Denial of an opportunity to make a living is the single most damaging and pervasive form of discrimination against trans people. Since changing gender is so readily apparent, trans people often lose their jobs, are denied employment, or become under-employed regardless of their experience or education. Trans people are frequently denied housing or even evicted from their rented homes, and many more have been denied service at restaurants, stores or other public facilities. In schools, trans youth often must deal with harassment from other students with little protection from transphobic teachers and school administrators, who often react with dismay, disrespect, or disbelief.
Many health care providers refuse to treat trans people who seek modification of their bodies through endocrinology or cosmetic surgeries, and there are only a small number of surgeons in North America who perform sex reassignment surgeries. Moreover, most medical procedures related to sex reassignment are routinely excluded from nearly all health insurance plans, and thus the costs must be borne directly by the patient, with the surgeries ranging from $5,000 to $150,000.
Sadly, many AIDS service organizations have not regarded trans people as part of their service community, even though transgendered sex workers are at very great risk for HIV/AIDS and other sexually-transmitted diseases (STDs). Many trans persons will not seek health care due to the ridicule they must face when dealing with insensitive health care providers. There also have been cases where even emergency medical care has been withheld from transgendered persons.

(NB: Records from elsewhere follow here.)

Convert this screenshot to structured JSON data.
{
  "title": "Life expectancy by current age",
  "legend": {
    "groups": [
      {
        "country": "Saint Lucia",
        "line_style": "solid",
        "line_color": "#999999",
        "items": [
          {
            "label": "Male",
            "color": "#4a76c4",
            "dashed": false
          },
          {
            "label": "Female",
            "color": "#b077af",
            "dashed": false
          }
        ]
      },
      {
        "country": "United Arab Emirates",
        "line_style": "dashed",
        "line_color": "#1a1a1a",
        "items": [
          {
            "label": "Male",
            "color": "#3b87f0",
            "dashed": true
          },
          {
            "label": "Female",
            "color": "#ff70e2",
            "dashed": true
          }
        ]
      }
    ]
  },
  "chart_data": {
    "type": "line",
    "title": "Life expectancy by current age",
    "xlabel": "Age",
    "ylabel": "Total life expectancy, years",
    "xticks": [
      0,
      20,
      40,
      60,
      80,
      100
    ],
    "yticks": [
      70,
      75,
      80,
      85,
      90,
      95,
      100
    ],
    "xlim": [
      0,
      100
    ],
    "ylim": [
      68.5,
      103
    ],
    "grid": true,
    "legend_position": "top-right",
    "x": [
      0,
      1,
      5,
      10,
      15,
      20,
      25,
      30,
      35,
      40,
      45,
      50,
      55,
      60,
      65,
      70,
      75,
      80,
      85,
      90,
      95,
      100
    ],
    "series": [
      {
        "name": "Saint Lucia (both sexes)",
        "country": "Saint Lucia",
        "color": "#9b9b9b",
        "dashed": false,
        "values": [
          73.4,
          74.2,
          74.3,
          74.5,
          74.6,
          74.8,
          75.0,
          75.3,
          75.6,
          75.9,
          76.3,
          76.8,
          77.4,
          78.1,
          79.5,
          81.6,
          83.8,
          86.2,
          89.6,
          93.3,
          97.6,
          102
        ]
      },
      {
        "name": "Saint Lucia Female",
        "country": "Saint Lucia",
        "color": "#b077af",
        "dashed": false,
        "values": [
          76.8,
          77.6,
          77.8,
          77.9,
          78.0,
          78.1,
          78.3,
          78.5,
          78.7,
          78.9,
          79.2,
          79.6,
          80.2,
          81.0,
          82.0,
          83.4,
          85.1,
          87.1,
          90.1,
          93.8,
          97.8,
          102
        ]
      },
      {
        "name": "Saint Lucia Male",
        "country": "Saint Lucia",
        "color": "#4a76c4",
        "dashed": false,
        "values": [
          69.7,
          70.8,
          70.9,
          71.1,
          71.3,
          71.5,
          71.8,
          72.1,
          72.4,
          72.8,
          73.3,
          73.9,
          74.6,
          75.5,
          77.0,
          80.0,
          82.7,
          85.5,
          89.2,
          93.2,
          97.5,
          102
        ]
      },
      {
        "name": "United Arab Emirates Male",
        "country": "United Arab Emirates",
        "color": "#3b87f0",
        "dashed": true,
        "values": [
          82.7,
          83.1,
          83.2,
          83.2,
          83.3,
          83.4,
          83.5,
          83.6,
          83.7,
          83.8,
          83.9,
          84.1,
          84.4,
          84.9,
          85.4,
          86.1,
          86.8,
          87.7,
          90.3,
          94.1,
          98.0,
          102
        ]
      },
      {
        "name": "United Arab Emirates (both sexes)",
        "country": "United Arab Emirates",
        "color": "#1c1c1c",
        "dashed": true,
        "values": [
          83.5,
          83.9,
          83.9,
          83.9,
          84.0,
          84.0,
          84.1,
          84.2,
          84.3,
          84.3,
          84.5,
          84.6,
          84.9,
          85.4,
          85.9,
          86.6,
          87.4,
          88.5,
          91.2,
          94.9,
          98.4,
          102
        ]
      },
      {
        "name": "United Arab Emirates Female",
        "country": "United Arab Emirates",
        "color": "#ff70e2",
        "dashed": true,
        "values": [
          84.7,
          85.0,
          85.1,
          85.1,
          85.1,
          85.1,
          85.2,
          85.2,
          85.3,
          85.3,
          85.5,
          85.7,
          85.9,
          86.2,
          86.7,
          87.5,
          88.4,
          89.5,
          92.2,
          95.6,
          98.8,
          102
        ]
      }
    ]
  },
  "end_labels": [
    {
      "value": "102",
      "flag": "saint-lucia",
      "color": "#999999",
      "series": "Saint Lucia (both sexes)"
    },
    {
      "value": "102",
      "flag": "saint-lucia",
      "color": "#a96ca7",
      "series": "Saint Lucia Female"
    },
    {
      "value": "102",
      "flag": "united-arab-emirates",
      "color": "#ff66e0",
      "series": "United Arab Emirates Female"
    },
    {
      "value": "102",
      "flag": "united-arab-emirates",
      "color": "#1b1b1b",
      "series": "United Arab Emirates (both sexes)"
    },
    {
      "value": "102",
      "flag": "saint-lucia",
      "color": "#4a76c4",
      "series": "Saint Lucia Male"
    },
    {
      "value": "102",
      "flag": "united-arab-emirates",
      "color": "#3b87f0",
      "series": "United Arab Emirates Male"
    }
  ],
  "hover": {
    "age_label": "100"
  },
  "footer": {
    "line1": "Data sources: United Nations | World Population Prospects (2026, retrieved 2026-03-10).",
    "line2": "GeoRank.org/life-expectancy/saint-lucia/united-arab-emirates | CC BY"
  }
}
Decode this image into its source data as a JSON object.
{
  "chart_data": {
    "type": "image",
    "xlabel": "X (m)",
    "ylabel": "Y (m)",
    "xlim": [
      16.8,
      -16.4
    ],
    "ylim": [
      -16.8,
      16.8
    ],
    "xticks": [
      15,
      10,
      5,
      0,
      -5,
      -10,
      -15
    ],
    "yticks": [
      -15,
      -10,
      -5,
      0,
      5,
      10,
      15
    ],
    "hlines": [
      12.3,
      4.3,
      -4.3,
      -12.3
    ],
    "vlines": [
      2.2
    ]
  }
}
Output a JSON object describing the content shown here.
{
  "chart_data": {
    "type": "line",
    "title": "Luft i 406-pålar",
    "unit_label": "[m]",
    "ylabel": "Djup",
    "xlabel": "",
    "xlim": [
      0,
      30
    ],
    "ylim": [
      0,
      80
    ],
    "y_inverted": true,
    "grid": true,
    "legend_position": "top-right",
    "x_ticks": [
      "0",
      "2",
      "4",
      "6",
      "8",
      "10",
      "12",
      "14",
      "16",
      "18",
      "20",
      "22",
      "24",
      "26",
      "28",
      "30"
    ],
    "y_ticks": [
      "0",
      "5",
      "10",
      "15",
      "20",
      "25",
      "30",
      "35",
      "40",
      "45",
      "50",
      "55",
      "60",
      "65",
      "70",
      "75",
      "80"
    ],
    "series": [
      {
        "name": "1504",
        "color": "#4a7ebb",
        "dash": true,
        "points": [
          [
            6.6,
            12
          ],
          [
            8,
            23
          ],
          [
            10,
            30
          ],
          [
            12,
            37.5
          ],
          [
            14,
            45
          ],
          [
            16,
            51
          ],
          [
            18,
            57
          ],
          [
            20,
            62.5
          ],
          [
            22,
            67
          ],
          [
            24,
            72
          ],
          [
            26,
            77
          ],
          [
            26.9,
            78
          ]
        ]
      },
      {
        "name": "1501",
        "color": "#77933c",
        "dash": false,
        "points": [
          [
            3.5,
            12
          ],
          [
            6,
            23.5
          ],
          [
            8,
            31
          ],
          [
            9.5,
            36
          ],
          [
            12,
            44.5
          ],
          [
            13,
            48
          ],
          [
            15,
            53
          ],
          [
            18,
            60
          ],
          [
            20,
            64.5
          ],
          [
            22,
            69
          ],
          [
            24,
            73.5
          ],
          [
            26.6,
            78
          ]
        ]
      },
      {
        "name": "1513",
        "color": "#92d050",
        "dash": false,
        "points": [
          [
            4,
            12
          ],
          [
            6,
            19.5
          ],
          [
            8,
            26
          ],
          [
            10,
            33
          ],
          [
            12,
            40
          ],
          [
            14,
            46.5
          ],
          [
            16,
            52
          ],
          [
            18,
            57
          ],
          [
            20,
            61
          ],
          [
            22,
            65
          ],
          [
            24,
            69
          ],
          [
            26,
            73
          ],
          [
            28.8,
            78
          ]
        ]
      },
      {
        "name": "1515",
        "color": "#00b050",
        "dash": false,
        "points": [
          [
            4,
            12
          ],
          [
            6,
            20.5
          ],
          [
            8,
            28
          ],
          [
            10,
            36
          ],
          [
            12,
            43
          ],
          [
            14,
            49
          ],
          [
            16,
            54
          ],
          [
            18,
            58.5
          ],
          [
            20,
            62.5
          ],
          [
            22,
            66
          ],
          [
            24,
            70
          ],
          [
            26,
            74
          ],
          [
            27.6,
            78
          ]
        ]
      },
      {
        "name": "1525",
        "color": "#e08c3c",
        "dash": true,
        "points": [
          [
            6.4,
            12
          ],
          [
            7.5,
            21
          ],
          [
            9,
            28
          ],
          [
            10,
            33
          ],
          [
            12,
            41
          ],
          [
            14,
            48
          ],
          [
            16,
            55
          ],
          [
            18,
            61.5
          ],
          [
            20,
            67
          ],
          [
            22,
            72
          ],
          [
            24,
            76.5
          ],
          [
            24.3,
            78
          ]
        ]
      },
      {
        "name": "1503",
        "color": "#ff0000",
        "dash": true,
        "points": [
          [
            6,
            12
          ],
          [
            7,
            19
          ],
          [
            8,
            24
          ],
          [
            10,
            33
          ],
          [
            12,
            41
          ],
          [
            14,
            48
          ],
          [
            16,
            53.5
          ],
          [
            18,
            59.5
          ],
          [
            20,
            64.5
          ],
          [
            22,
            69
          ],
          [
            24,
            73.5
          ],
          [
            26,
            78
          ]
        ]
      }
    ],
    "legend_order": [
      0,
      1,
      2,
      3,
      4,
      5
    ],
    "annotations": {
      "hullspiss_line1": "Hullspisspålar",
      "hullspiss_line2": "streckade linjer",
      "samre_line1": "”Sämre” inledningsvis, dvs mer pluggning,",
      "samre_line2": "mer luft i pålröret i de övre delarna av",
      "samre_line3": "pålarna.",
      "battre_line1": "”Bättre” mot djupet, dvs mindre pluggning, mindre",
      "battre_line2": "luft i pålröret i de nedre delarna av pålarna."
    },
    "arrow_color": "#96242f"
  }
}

Legal Protection for Trans People
In existing case law, the courts have found that transgendered people are not covered under anti-discrimination laws protecting persons on the basis of sexual orientation or sex. Trans people were specifically excluded in the Americans with Disabilities Act of 1991, and they also are not covered under the disability laws of nearly all the states that have them. Both state and federal courts have almost uniformly held that transgendered people are outside the legal definitions and protections of existing anti‑discrimination laws.
Only a few jurisdictions, including the states of Minnesota (by statute), Oregon (by administrative decision) and a small but growing list of cities and counties, offer trans people protection from discrimination. Thus most transgendered activists have viewed inclusion of protection based on gender identity in the federal Employment Non-Discrimination Act (ENDA) as absolutely critical.
Trans people are frequently subjected to verbal taunts and threats, hate mail, harassing telephone calls, vandalism, and acts of physical and sexual violence committed by the same persons who target lesbian, gay, and bisexual people. Transgendered people are frequently perceived to be homosexual simply because of their appearance, which is often that of a masculine woman or a feminine man. Because this perception is so pervasive, trans people are particularly subject to targeting by people who are homophobic. But due to police refusal to investigate, the victim's shame, and the lack of any legal requirement to report such attacks as hate crimes, acts of violence against trans people often go unreported.
Obtaining legal identification for their new names and genders is often difficult for trans people. While legal name changes may be obtained in almost all states either through the courts or by common law, the rules for changing gender on identity documents vary greatly from state to state. Most states do not officially permit pre-operative or non-operative transsexuals to obtain change of sex designations on their new driver's licenses. While most states will recognize a new sex status and correct birth certificates after sex reassignment surgery, a few states refuse to amend birth certificates for any reason.
School transcripts, employment records and credit histories also can be difficult to change. Instead of statutes, often there are only unwritten "policies", which are followed inconsistently, and thus trans people are sometimes left to the mercy of transphobic administrators.
A New Day is Dawning
In spite of all these complex difficulties, many more trans people are coming out, transitioning or finding new ways to live meaningful lives. More parents are learning to accept and embrace them for who they are, and to be justly proud of their exceptional honesty and courage. While many couples part when one spouse comes out, an increasing number are staying married, resulting in legal same sex marriages. Some trans parents are raising their children, continuing their careers or finding new ones, and organizing to build a safer, saner society. The medical and counseling professions are slowly becoming more informed, more flexible and more willing to provide the necessary, specialized services. Support groups for trans persons and their families are forming in increasing numbers, and even the media is carrying many positive stories.